4. Restored AI Systems: AI systems or models that have been recovered or restored from a non-functional or degraded state, possibly due to hardware failure, software corruption, or data loss. Here is an alphabetical list of AI systems or models that have been recovered or restored from a non-functional or degraded state, along with a brief description of how they were salvaged:

* AlphaGo: Restored by DeepMind after hardware failures by reconfiguring the system and ensuring redundancy in hardware and software components to maintain robustness.

* Cleverbot: An AI chatbot that has undergone data recovery and restoration after experiencing server crashes and data corruption issues, ensuring the continuity of its conversational capabilities.

* DeepBlue: IBM’s chess-playing AI, which has been restored and maintained post its historical match against Garry Kasparov, ensuring its operational status for exhibitions and demonstrations.
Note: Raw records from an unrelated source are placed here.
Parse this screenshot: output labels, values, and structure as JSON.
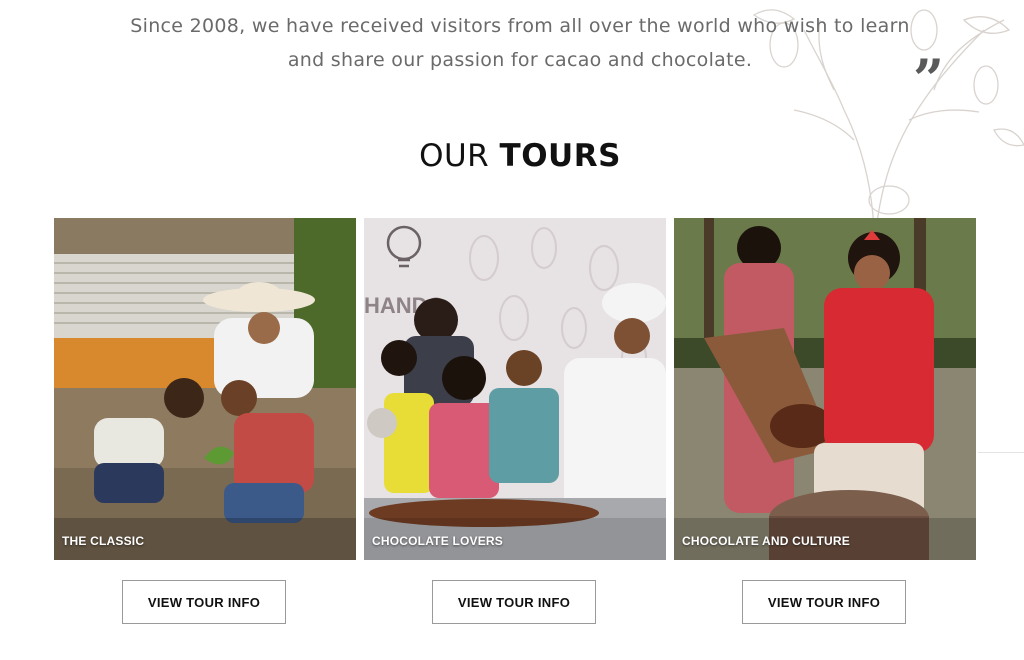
{
  "intro": {
    "line1": "Since 2008, we have received visitors from all over the world who wish to learn",
    "line2": "and share our passion for cacao and chocolate.",
    "quote_mark": "”"
  },
  "section": {
    "title_light": "OUR ",
    "title_bold": "TOURS"
  },
  "tours": [
    {
      "label": "THE CLASSIC",
      "button": "VIEW TOUR INFO"
    },
    {
      "label": "CHOCOLATE LOVERS",
      "button": "VIEW TOUR INFO"
    },
    {
      "label": "CHOCOLATE AND CULTURE",
      "button": "VIEW TOUR INFO"
    }
  ],
  "colors": {
    "text": "#6a6a6a",
    "heading": "#111111",
    "button_border": "#9a9a9a"
  }
}
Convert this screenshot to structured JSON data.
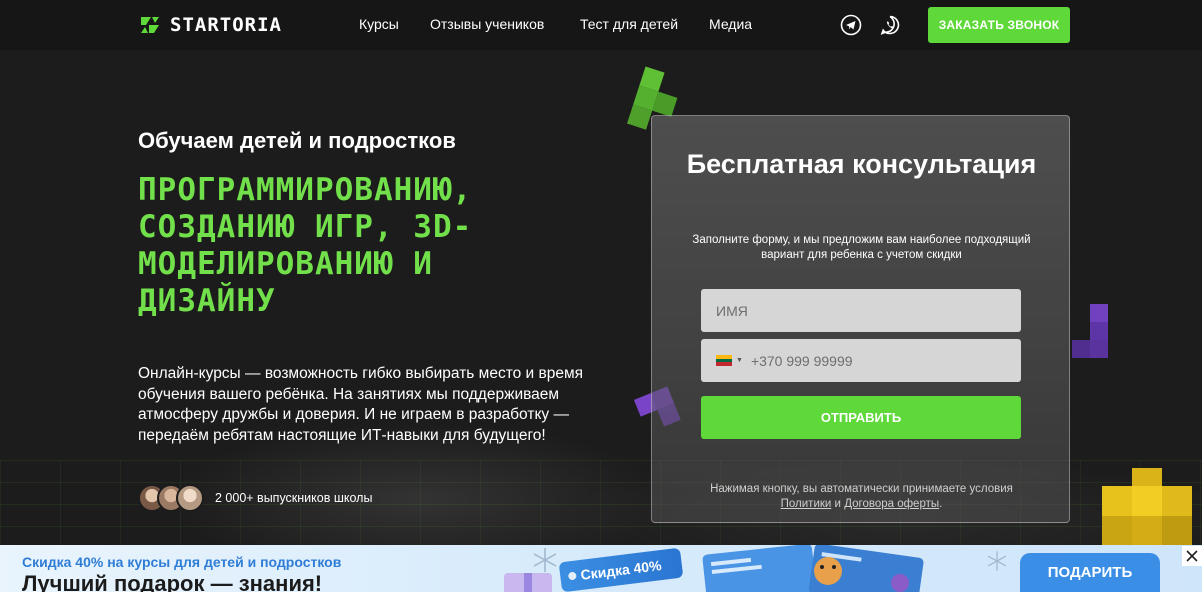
{
  "header": {
    "logo_text": "STARTORIA",
    "nav": [
      "Курсы",
      "Отзывы учеников",
      "Тест для детей",
      "Медиа"
    ],
    "call_button": "ЗАКАЗАТЬ ЗВОНОК"
  },
  "hero": {
    "subtitle": "Обучаем детей и подростков",
    "title": "ПРОГРАММИРОВАНИЮ, СОЗДАНИЮ ИГР, 3D-МОДЕЛИРОВАНИЮ И ДИЗАЙНУ",
    "description": "Онлайн-курсы — возможность гибко выбирать место и время обучения вашего ребёнка. На занятиях мы поддерживаем атмосферу дружбы и доверия. И не играем в разработку — передаём ребятам настоящие ИТ-навыки для будущего!",
    "graduates": "2 000+ выпускников школы"
  },
  "form": {
    "title": "Бесплатная консультация",
    "note": "Заполните форму, и мы предложим вам наиболее подходящий вариант для ребенка с учетом скидки",
    "name_placeholder": "ИМЯ",
    "phone_placeholder": "+370 999 99999",
    "submit": "ОТПРАВИТЬ",
    "legal_prefix": "Нажимая кнопку, вы автоматически принимаете условия",
    "legal_link1": "Политики",
    "legal_and": "и",
    "legal_link2": "Договора оферты",
    "legal_suffix": "."
  },
  "promo": {
    "line1": "Скидка 40% на курсы для детей и подростков",
    "line2": "Лучший подарок — знания!",
    "tag": "Скидка 40%",
    "button": "ПОДАРИТЬ"
  },
  "colors": {
    "accent_green": "#5fd93a",
    "title_green": "#72e04a",
    "background": "#1c1c1c",
    "promo_blue": "#3a8ee6"
  },
  "icons": {
    "telegram": "telegram-icon",
    "whatsapp": "whatsapp-icon",
    "close": "close-icon",
    "flag": "lithuania-flag-icon"
  }
}
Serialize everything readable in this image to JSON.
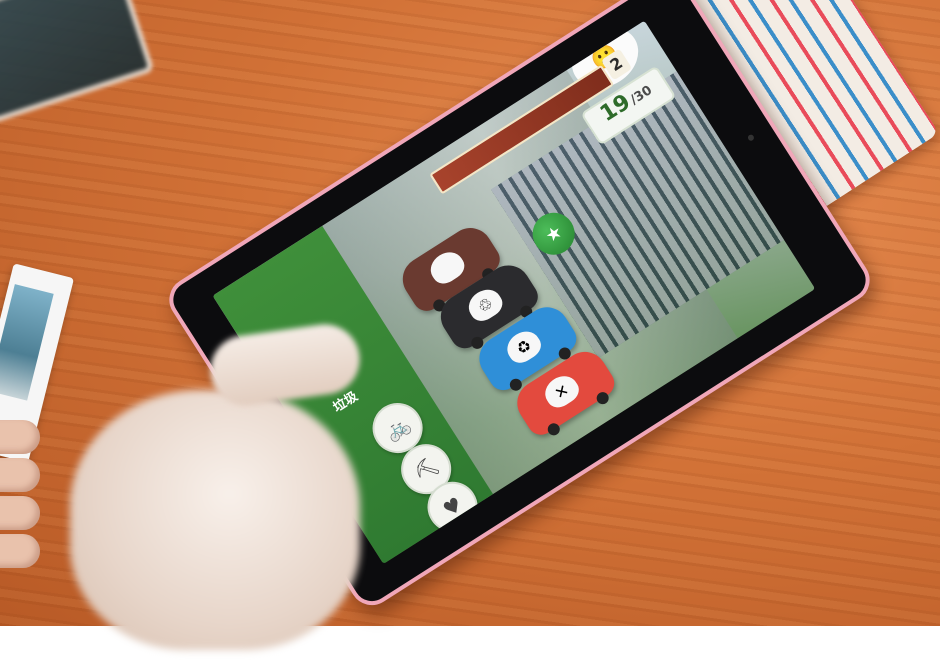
{
  "scene": {
    "description_colors": {
      "table": "#d27237",
      "tablet_frame": "#f0a7b9",
      "screen_sidebar": "#3f8f3a"
    }
  },
  "game": {
    "sidebar_label": "垃圾",
    "level": "2",
    "score": {
      "current": "19",
      "total": "/30"
    },
    "choices": [
      {
        "icon": "bicycle-icon",
        "glyph": "🚲"
      },
      {
        "icon": "tools-icon",
        "glyph": "⛏"
      },
      {
        "icon": "heart-icon",
        "glyph": "♥"
      }
    ],
    "bins": [
      {
        "name": "bin-dark-brown",
        "color": "#6a3a30",
        "symbol": ""
      },
      {
        "name": "bin-black",
        "color": "#2b2b2e",
        "symbol": "♲"
      },
      {
        "name": "bin-blue",
        "color": "#2f8fd8",
        "symbol": "♻"
      },
      {
        "name": "bin-red",
        "color": "#e34a3e",
        "symbol": "✕"
      }
    ],
    "avatar": "🙂"
  }
}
* Eliza: One of the earliest chatbots that has been restored and run on modern systems to demonstrate early AI capabilities and for educational purposes, often through emulation of older hardware and software environments.

* IBM Watson: Recovered from degraded performance states by updating underlying algorithms and incorporating new data sources, particularly after its Jeopardy! victory and during its subsequent commercial applications.

* Microsoft Tay: A social media chatbot that was taken offline due to adversarial attacks. It was subsequently restored with enhanced filters and monitoring to prevent similar issues.

* OpenAI’s GPT Models: Versions of these models have been restored after partial data loss or corruption by re-training on available datasets and applying data integrity checks.

* Siri: Apple's virtual assistant has experienced multiple instances of service degradation due to updates or server issues, restored by rolling back updates, deploying patches, and enhancing infrastructure.

* Tesla Autopilot: The autonomous driving AI system has been restored from degraded states due to software bugs or sensor failures by deploying over-the-air updates and recalibrating sensors.

* Watson for Oncology: IBM's healthcare AI faced performance issues due to outdated data and system errors. It was restored through data updates, algorithm refinements, and regular system maintenance.